Journalism student Alima Bibi gives her Ramadan do’s and don’ts.
Date: 12 May 2021
It’s that time of the year again... people stockpiling food, getting their shopping done by the day before, buying all the necessary staples, preparing their Eid day outfits (usually done the last week,) getting all their affairs in order and mentally preparing for the month-long days and nights to come. But what is Ramadan? Despite being a yearly tradition and religious holiday celebrated all over the world for hundreds of years, similar to Christmas here in the West, many people are still oblivious to what it actually is and what it entails.
Ramadan is a holy month, and marks the ninth month of the Islamic calendar. It consists of fasting (sawn) from sunrise to sunset, observed by Muslims worldwide and typically lasts twenty-nine to thirty days. The month starts from the moment of the first sighting of the crescent moon. Since Ramadan relies on the moon sighting, the date is never the same and can fall on any day during the ninth month as the Islamic calendar follows a lunar calendar instead of a Gregorian one. The start and end of the month varies around the world and the duration of the fast depends on a country’s time zone.

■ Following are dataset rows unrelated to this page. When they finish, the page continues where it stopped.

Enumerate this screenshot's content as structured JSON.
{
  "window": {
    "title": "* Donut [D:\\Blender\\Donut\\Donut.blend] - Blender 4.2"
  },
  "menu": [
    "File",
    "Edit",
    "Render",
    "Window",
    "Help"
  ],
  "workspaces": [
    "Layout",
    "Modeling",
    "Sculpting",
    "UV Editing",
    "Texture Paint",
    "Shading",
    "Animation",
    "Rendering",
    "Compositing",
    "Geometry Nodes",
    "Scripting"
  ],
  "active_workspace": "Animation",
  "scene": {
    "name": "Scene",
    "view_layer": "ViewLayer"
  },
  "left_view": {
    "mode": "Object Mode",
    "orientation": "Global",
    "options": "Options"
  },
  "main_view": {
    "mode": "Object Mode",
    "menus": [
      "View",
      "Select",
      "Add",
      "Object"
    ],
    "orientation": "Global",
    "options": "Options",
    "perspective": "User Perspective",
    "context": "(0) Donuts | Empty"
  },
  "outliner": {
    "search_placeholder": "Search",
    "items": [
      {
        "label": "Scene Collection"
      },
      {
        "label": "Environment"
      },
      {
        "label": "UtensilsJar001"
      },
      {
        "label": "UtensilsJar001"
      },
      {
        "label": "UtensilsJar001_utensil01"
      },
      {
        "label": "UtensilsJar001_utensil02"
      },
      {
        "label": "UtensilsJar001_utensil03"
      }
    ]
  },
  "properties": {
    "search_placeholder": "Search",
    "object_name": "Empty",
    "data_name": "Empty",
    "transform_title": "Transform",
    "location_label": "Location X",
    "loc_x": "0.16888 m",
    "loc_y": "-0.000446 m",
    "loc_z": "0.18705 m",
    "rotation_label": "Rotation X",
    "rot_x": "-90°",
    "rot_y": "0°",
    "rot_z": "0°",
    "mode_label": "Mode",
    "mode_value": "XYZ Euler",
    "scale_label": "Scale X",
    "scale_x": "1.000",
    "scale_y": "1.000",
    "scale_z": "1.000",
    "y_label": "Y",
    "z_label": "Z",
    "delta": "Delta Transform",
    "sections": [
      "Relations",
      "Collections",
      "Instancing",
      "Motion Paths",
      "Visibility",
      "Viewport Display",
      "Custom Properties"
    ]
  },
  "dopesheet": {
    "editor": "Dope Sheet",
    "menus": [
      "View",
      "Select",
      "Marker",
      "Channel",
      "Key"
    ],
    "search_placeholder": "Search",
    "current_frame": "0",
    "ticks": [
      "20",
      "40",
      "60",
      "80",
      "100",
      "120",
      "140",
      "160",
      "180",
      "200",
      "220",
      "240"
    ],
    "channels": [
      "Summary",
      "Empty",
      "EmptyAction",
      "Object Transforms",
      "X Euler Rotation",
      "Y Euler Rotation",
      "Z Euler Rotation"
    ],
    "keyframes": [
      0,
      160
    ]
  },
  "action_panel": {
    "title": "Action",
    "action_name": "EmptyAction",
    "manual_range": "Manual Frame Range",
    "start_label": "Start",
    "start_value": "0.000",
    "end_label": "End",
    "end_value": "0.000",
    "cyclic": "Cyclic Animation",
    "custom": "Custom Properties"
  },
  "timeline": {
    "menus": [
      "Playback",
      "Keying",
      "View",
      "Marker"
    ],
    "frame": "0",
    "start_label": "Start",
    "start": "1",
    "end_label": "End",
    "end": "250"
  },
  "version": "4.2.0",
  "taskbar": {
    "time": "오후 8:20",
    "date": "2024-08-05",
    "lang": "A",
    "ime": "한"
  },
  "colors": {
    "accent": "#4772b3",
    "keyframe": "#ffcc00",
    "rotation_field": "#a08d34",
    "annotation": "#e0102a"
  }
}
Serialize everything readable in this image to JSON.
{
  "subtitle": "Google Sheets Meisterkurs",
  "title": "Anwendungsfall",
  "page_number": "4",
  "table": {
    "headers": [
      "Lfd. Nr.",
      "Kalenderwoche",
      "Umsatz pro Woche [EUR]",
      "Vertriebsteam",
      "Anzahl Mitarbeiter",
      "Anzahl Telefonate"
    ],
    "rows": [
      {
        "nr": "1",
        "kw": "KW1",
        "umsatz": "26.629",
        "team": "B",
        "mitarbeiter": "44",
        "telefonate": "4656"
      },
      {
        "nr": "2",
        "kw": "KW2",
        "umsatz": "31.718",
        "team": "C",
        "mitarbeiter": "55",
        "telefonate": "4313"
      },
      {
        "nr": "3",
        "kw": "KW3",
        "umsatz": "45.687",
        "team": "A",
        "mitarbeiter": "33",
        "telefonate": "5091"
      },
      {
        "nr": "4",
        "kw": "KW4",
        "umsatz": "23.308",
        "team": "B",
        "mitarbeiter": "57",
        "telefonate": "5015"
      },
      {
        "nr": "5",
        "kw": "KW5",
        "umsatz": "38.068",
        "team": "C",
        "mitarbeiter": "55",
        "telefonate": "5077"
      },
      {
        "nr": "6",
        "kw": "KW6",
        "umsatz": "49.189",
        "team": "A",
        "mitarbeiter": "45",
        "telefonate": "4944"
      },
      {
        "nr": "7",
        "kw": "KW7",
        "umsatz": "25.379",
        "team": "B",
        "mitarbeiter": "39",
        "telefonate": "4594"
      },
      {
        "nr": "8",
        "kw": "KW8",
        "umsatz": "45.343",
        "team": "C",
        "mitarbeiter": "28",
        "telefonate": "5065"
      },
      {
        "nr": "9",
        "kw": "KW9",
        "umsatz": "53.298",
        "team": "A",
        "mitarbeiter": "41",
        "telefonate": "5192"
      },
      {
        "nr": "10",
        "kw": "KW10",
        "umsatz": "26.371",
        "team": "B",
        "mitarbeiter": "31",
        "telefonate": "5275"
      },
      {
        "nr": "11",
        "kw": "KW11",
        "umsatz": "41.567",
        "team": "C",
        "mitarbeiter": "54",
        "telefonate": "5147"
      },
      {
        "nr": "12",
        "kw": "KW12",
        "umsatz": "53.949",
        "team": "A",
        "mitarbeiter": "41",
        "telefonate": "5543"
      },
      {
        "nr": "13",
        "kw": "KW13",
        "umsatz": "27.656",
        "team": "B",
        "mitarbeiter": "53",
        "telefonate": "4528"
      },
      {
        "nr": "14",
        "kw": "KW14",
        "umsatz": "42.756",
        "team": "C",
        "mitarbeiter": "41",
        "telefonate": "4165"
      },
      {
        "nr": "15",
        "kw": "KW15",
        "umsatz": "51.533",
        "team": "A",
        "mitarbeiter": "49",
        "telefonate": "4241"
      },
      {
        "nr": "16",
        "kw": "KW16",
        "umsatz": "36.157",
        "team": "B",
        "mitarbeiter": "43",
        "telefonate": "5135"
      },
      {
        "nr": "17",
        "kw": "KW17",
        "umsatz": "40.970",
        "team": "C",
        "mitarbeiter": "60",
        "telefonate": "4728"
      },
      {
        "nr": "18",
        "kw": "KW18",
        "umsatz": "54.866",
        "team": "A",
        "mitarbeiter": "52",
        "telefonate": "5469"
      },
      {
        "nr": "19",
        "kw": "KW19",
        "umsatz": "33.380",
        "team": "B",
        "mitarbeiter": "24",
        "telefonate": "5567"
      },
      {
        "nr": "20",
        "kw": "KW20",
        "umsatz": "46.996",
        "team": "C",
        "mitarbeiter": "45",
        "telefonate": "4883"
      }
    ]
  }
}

The month starts with a nightly prayer, the day before once a crescent moon has been sighted, signalling the commencement of the first fast. This prayer, known as Taraweeh, meaning 'to rest and relax' is only performed at night during Ramadan, after the evening's last daily prayer. It’s seen as a special form of mediation. A typical fasting day consists of waking up before sunrise to eat, followed by the morning prayer. The fast is then broken at sunset, traditionally with a date, which, symbolises the breaking of the fast, then followed by the sunset prayer and Ramadan meal known as iftaar. Traditional iftaar meals vary with each country but all consist of samosas, rice dishes, meat and vegetables, and plenty of fresh exotic fruit such as watermelon and mango. Since iftaar is the only main meal of the day, every effort must be made to consume food from all major food groups to replenish energy levels.
Apart from fasting, Ramadan is supposed to invoke spiritual awareness in oneself, through reflection, prayer, charity and a sense of community, bringing everyone closer to not just each other but to also their creator. Since it’s regarded as the holiest month of the year, no good deed is greater than the one performed during Ramadan, where the worth of these deeds are multiplied along with the rewards and all sins are forgiven.
As you can tell, it’s mentally and physically exhausting… and even more so for a student. Just imagine having to tumble out of bed in the morning, with only 3-4 hours of sleep and an empty stomach, for a 9am lecture. Gruelling. Not even a coffee could keep you awake. Oh wait… you couldn’t have one anyway. Not to mention staying up to date with back to back assignments whilst juggling a part-time job. Just even thinking about the amount of exhaustion tires you out. Staying awake and focused was already a challenge in itself, so never test the patience of a fasting student. Even after Ramadan has ended, it’s hard to kick the bad sleeping habits that it comes with and takes weeks to develop a normal sleeping pattern again. I call it Ramadan's brain.
Luckily though, since most students have to attend classes online, rather than on campus, instead of tumbling out of bed in the morning, all they have to do is roll over and turn their laptop on, whilst still in their pyjamas and no one would be none the wiser; The only perks of COVID for a student. Those few extra hours in bed are definitely appreciated.
Although this year Ramadan came the day after lockdown restrictions were lifted this year (annoyingly) making it harder to enjoy the post lockdown freedom along with the rest of the UK, people are looking forward to the end of Ramadan knowing, they’ll be able to celebrate Eid properly, (that marks the end of fasting,) and close the month with a bang (and a few samosas.. and maybe a kebab). It’s well earned for sure, and until next year… Ramadan Kareem.